After another couple of miles on the road we arrived in Tarbert and found the Hebridean Hotel. They even allowed us in! Surprisingly our appetites were not huge and although the food was nothing to write home about it did satisfy, as did the beer.

Unfortunately there was no room at the Inn, or the other Inn or the Hostel (might actually have been room at the hostel but the lady couldn’t come down to check us in!). So the barman in the pub directed us to a (long) grassy spot up by the post office to pitch our tent. Midgie hoods and head torches on we popped up the tent, set the alarm and crashed out.



Day 2

Waking up in the middle of Tarbert on a misty Sunday morning we packed up a wet tent, put on our wet socks and shoes and stood at the bus stop in our midgie hoods to eat breakfast. The Jetboil was brilliant and o was able to make decent coffee (absolute essential!) and some tasty Firepot porridge. We then set off a little later than planned with the hope of catching the ferry later in the day to Berneray from Leverburgh.

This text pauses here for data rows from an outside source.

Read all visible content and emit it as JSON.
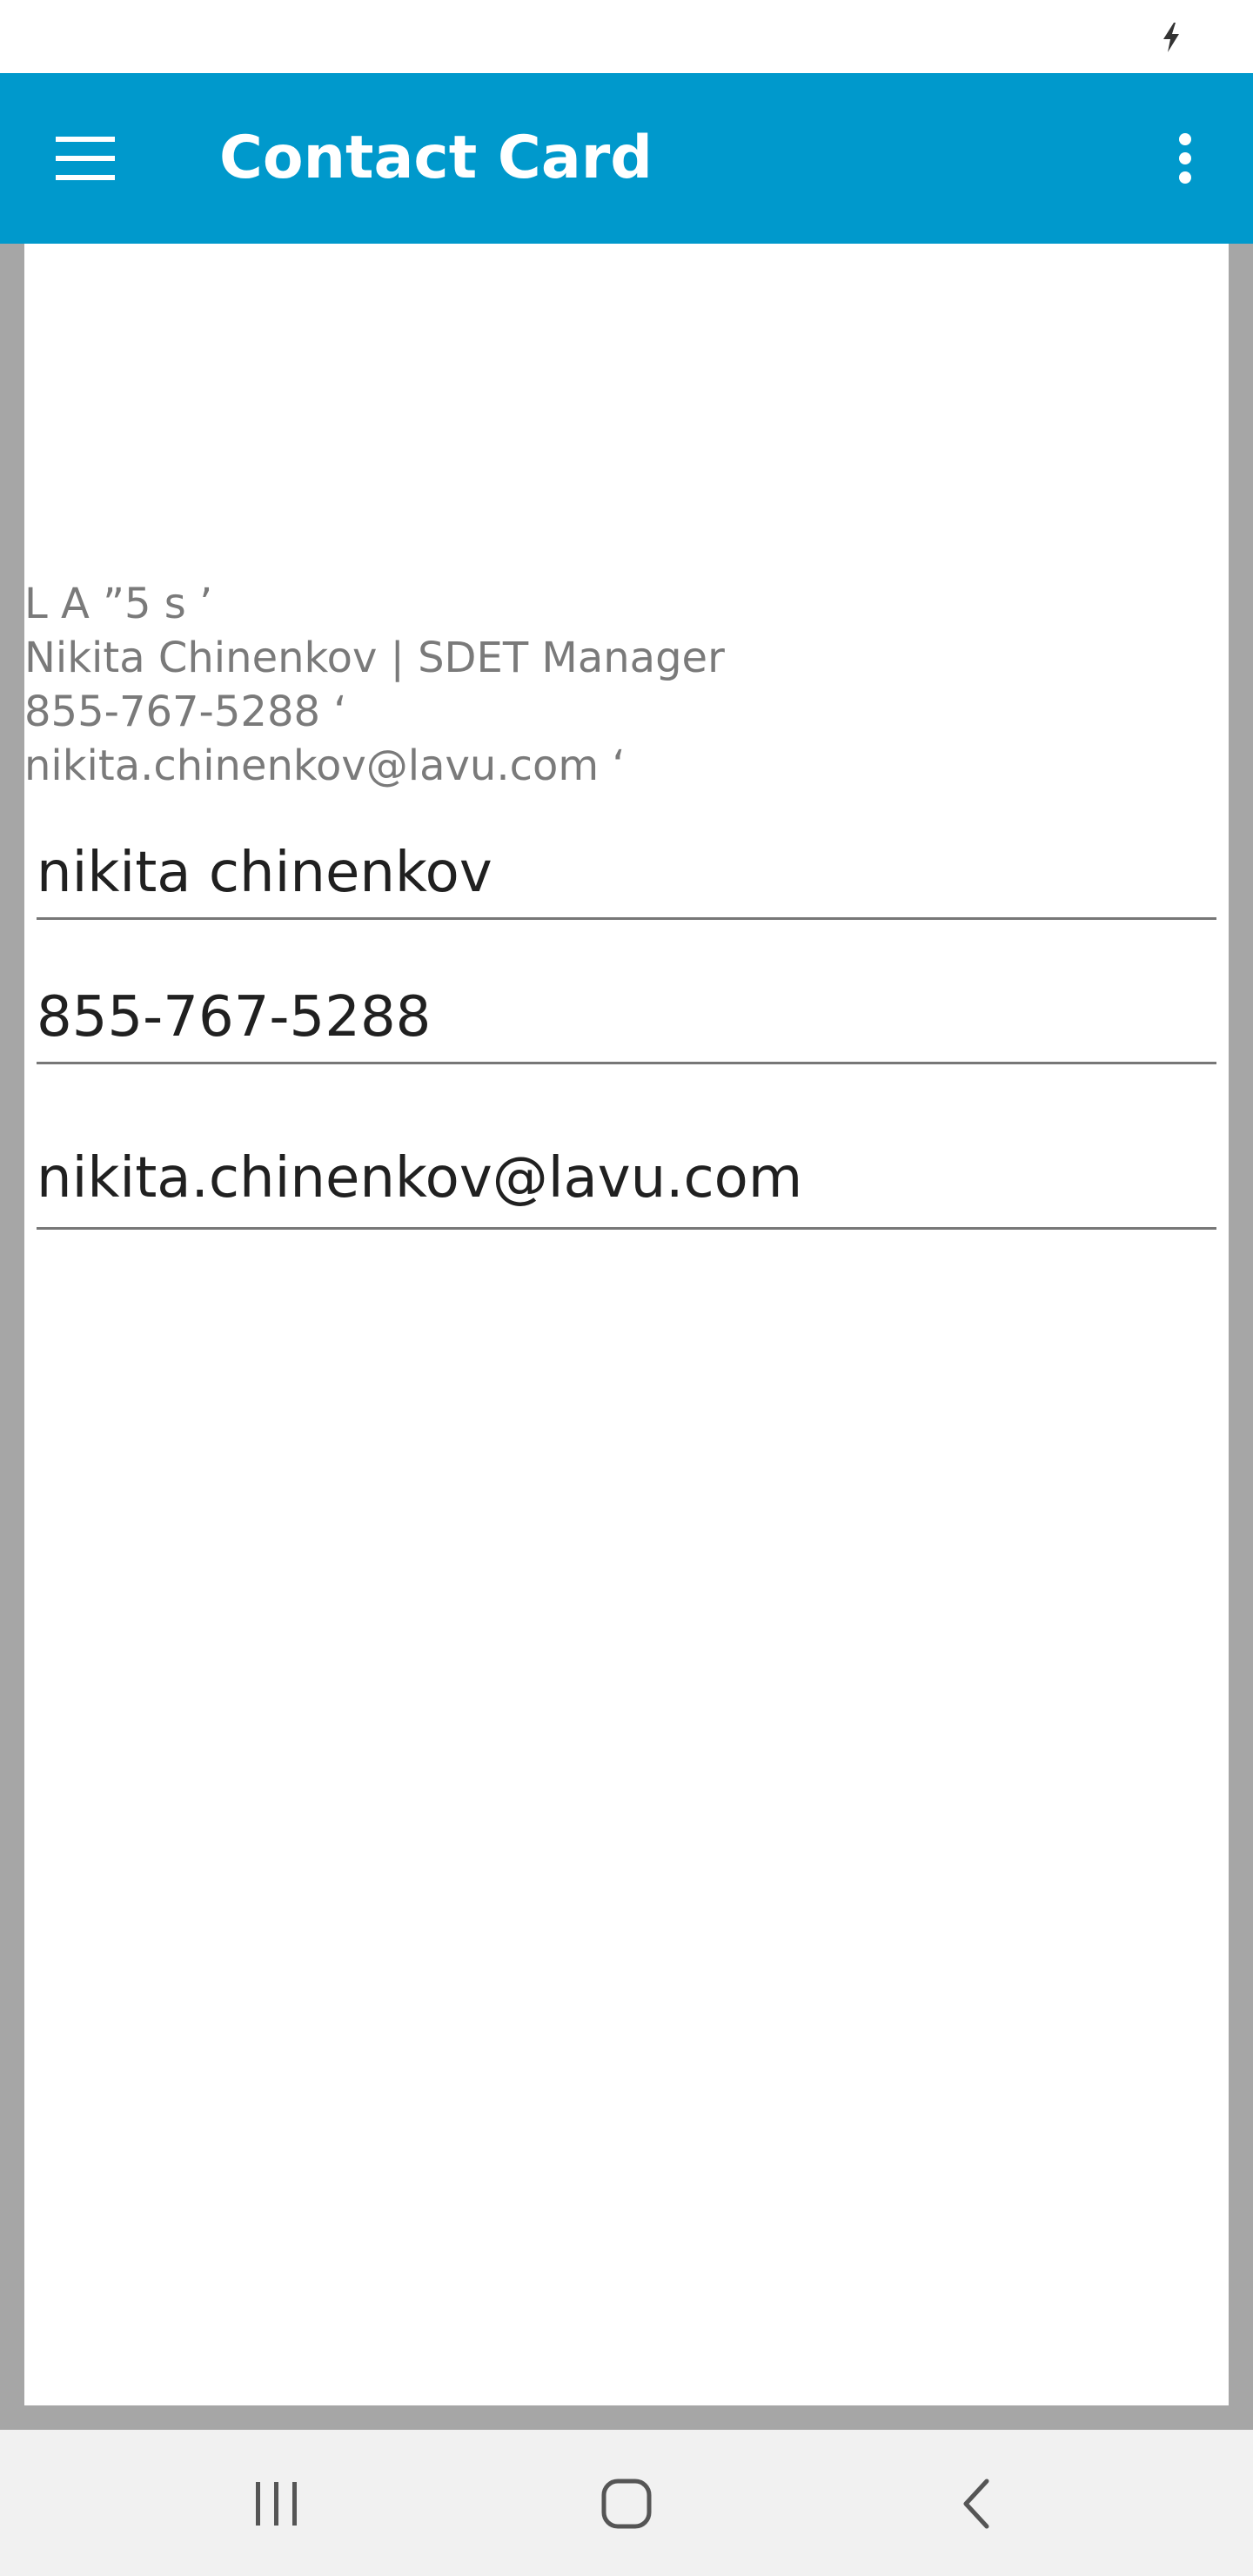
{
  "status_bar": {
    "icons": [
      "charging-icon"
    ]
  },
  "app_bar": {
    "title": "Contact Card",
    "background_color": "#0099cc",
    "icons": [
      "hamburger-menu-icon",
      "overflow-menu-icon"
    ]
  },
  "signature": {
    "lines": [
      "L A ”5 s ’",
      "Nikita Chinenkov | SDET Manager",
      "855-767-5288 ‘",
      "nikita.chinenkov@lavu.com ‘"
    ]
  },
  "form": {
    "name_value": "nikita chinenkov",
    "phone_value": "855-767-5288",
    "email_value": "nikita.chinenkov@lavu.com"
  },
  "nav_bar": {
    "icons": [
      "recent-apps-icon",
      "home-icon",
      "back-icon"
    ]
  }
}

The going was fine initially, some hilly trail, some road, some bog. I had to keep stopping to check the map and my watch died. I was carrying a solar panel to charge phone and watch but there was no sunlight getting through. I also made the mistake of following the gpx file on my watch the previous day which drained the battery. Switching to the guide book map meant frequent stops to double check. One big mistake was not having a way to access the map via a front pocket. The HW is well signposted but there are times when it’s confusing, there may be alternative routes or you just can’t find a post!

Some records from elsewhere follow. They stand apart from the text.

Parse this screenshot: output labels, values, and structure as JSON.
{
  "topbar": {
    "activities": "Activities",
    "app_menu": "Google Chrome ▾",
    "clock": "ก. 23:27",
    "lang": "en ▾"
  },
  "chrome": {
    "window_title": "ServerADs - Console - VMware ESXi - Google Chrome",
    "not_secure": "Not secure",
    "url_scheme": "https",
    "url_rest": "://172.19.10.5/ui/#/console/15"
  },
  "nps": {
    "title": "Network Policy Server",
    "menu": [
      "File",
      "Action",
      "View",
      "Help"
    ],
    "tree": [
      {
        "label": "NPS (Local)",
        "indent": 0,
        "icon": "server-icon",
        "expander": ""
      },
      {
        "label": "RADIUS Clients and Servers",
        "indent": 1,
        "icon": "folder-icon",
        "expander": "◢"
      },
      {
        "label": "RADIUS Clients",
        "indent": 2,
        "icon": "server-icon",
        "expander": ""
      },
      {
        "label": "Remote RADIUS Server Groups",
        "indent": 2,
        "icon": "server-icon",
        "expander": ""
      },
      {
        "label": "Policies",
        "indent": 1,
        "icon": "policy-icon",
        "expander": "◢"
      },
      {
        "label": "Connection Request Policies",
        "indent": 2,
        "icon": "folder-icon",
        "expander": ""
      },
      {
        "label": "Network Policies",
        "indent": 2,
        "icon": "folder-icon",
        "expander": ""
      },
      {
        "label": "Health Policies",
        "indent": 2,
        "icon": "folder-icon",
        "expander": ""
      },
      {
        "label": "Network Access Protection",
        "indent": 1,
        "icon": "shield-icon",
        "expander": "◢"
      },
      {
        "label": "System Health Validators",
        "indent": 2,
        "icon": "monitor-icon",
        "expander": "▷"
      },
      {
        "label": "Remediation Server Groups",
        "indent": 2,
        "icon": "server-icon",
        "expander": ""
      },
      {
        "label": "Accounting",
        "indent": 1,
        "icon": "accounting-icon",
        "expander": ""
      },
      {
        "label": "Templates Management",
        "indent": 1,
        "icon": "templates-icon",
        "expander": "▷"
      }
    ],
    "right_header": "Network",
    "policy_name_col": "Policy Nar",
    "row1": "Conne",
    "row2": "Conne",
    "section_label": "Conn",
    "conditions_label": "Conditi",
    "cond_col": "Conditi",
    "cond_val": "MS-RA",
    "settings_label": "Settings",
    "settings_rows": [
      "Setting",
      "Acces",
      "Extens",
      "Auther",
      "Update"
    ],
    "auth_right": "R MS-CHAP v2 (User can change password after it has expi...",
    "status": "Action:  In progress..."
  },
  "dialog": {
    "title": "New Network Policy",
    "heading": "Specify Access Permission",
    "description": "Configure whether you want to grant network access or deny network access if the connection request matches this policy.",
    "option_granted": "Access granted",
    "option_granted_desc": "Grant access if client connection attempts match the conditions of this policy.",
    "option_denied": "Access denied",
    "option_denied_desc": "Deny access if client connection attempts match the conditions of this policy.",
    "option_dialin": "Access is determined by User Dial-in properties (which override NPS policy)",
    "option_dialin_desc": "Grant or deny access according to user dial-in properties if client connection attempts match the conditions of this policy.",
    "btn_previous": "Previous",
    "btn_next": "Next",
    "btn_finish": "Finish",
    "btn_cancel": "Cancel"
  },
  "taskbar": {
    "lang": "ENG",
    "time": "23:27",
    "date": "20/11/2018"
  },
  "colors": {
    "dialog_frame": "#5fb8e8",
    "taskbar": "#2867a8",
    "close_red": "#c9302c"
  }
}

After a slog along Coffin road we made it down to Seilebost and after checking watches and map we realised we weren’t going to make the early ferry, which was our ideal choice for getting to Lochmaddy in North Uist that evening and the possibility of a hot meal. Berneray to Lochmaddy would be another 10 miles on boggy trail and hills.

The next section from Seilebost took us straight up a hillside and then around the hill. The going was tough: wet bog, heather, very indistinct path and posts that were difficult to spot and follow. It was slow going and we still had a lot of this terrain to go. It was looking increasingly unlikely that we would make it to any ferry today once we saw where the route was taking us and the weather conditions.

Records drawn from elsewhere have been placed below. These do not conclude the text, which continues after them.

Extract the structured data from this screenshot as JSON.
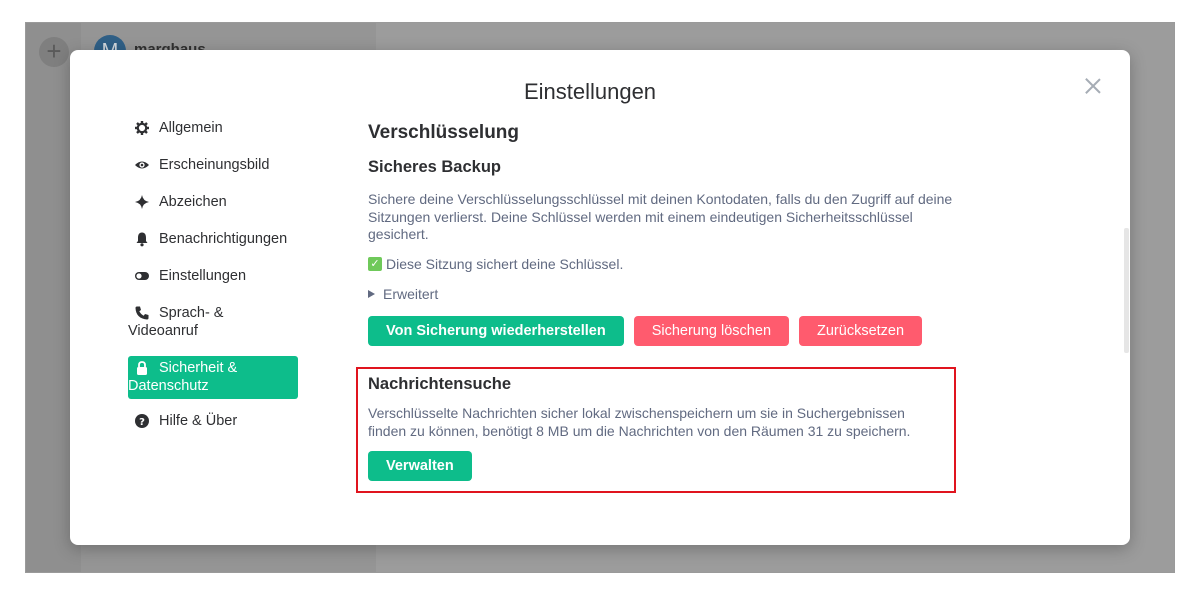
{
  "background": {
    "plus_label": "+",
    "avatar_letter": "M",
    "username": "marghaus",
    "chevron": "⌄"
  },
  "modal": {
    "title": "Einstellungen",
    "close_icon": "close-icon"
  },
  "sidebar": {
    "items": [
      {
        "label": "Allgemein",
        "icon": "gear-icon"
      },
      {
        "label": "Erscheinungsbild",
        "icon": "eye-icon"
      },
      {
        "label": "Abzeichen",
        "icon": "sparkle-icon"
      },
      {
        "label": "Benachrichtigungen",
        "icon": "bell-icon"
      },
      {
        "label": "Einstellungen",
        "icon": "toggle-icon"
      },
      {
        "label": "Sprach- & Videoanruf",
        "icon": "phone-icon"
      },
      {
        "label": "Sicherheit & Datenschutz",
        "icon": "lock-icon",
        "active": true
      },
      {
        "label": "Hilfe & Über",
        "icon": "help-icon"
      }
    ]
  },
  "content": {
    "heading": "Verschlüsselung",
    "backup_heading": "Sicheres Backup",
    "backup_description": "Sichere deine Verschlüsselungsschlüssel mit deinen Kontodaten, falls du den Zugriff auf deine Sitzungen verlierst. Deine Schlüssel werden mit einem eindeutigen Sicherheitsschlüssel gesichert.",
    "backup_status": "Diese Sitzung sichert deine Schlüssel.",
    "advanced_label": "Erweitert",
    "buttons": {
      "restore": "Von Sicherung wiederherstellen",
      "delete": "Sicherung löschen",
      "reset": "Zurücksetzen"
    },
    "search_heading": "Nachrichtensuche",
    "search_description": "Verschlüsselte Nachrichten sicher lokal zwischenspeichern um sie in Suchergebnissen finden zu können, benötigt 8 MB um die Nachrichten von den Räumen 31 zu speichern.",
    "manage_button": "Verwalten"
  },
  "colors": {
    "accent": "#0dbd8b",
    "danger": "#ff5b6e",
    "highlight_border": "#e0141e",
    "text_primary": "#2e2f32",
    "text_secondary": "#616a81"
  }
}
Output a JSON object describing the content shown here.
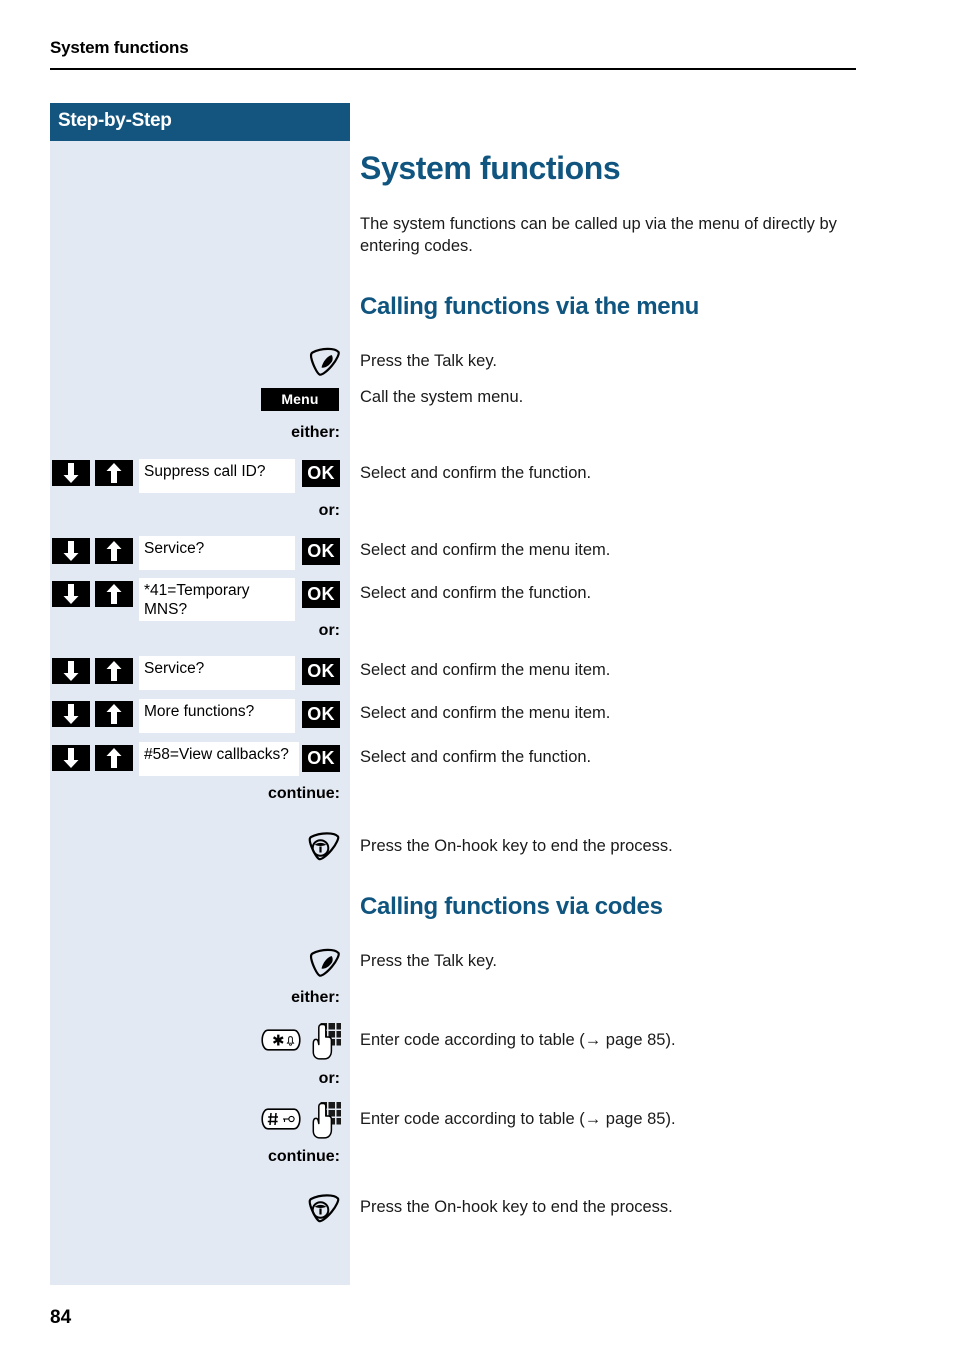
{
  "page": {
    "running_header": "System functions",
    "page_number": "84",
    "accent_blue": "#10557f",
    "sidebar_bg": "#e3e9f2",
    "sidebar_header_bg": "#14557f"
  },
  "sidebar": {
    "title": "Step-by-Step"
  },
  "main": {
    "title": "System functions",
    "intro": "The system functions can be called up via the menu of directly by entering codes.",
    "section_menu_title": "Calling functions via the menu",
    "section_codes_title": "Calling functions via codes"
  },
  "steps": {
    "talk_key_1": "Press the Talk key.",
    "menu_button": "Menu",
    "call_system_menu": "Call the system menu.",
    "either_1": "either:",
    "or_1": "or:",
    "or_2": "or:",
    "continue_1": "continue:",
    "either_2": "either:",
    "or_3": "or:",
    "continue_2": "continue:",
    "on_hook_1": "Press the On-hook key to end the process.",
    "on_hook_2": "Press the On-hook key to end the process.",
    "talk_key_2": "Press the Talk key.",
    "enter_code_star": "Enter code according to table (→ page 85).",
    "enter_code_hash": "Enter code according to table (→ page 85)."
  },
  "ok_label": "OK",
  "rows": [
    {
      "display": "Suppress call ID?",
      "ok": "OK",
      "instruction": "Select and confirm the function."
    },
    {
      "display": "Service?",
      "ok": "OK",
      "instruction": "Select and confirm the menu item."
    },
    {
      "display": "*41=Temporary MNS?",
      "ok": "OK",
      "instruction": "Select and confirm the function."
    },
    {
      "display": "Service?",
      "ok": "OK",
      "instruction": "Select and confirm the menu item."
    },
    {
      "display": "More functions?",
      "ok": "OK",
      "instruction": "Select and confirm the menu item."
    },
    {
      "display": "#58=View callbacks?",
      "ok": "OK",
      "instruction": "Select and confirm the function."
    }
  ],
  "icons": {
    "talk_key": "talk-key-icon",
    "on_hook_key": "on-hook-key-icon",
    "star_key": "star-key-icon",
    "hash_key": "hash-key-icon",
    "keypad": "keypad-icon",
    "arrow_down": "arrow-down-icon",
    "arrow_up": "arrow-up-icon"
  }
}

Anya and I reminded ourselves that this is our holiday, we’re supposed to be having fun! This is where our trip took a deviation and we made our way down to the road for a quicker route to the ferry. Both of us felt entirely happy about this decision and our moods lifted.

With some assistance from local legend, John we got to Leverburgh just before the 14:45 ferry was due to leave, only it wasn’t there. Amended timetable due to tidal conditions meant the only ferry coming was at 17:45. This would get to Berneray too late for us to then head off towards Lochmaddy with any hope of us getting there in time for food. So, we took the opportunity first to dry off our tent and some of our clothes before getting on the ferry to Berneray then crossing the causeway into North Uist and finding a beautiful camping spot for the night.



Day 3

Waking up fresh in North Uist we headed off early after some coffee and a quick pack. As we began to climb the first hill we saw plenty of deer and caught some amazing views coming round and over the hill. So many wee lochans that we skirted around, crossing duckboards and squelching round paths that navigated us through. The day was warming up and we found ourselves using up our water supply. As we neared Lochmaddy we came across some builders working on building who had access to water and let us fill our bottles. We then decided to take a diversion into Lochmaddy itself for a quick shop - we had very little in the way of supplies and so were needing snack and lunch options for later in the day. We stocked up in the shop and found out the hotel was open for teas and coffees. Reluctantly (at least I was) we tramped down the road to the hotel which was actually doing all sorts of breakfast options = massive result! We took the opportunity to fill our bellies before once again trudging off in what was becoming beautiful sunshine. This is when the weather really turned, the sun splitting the sky.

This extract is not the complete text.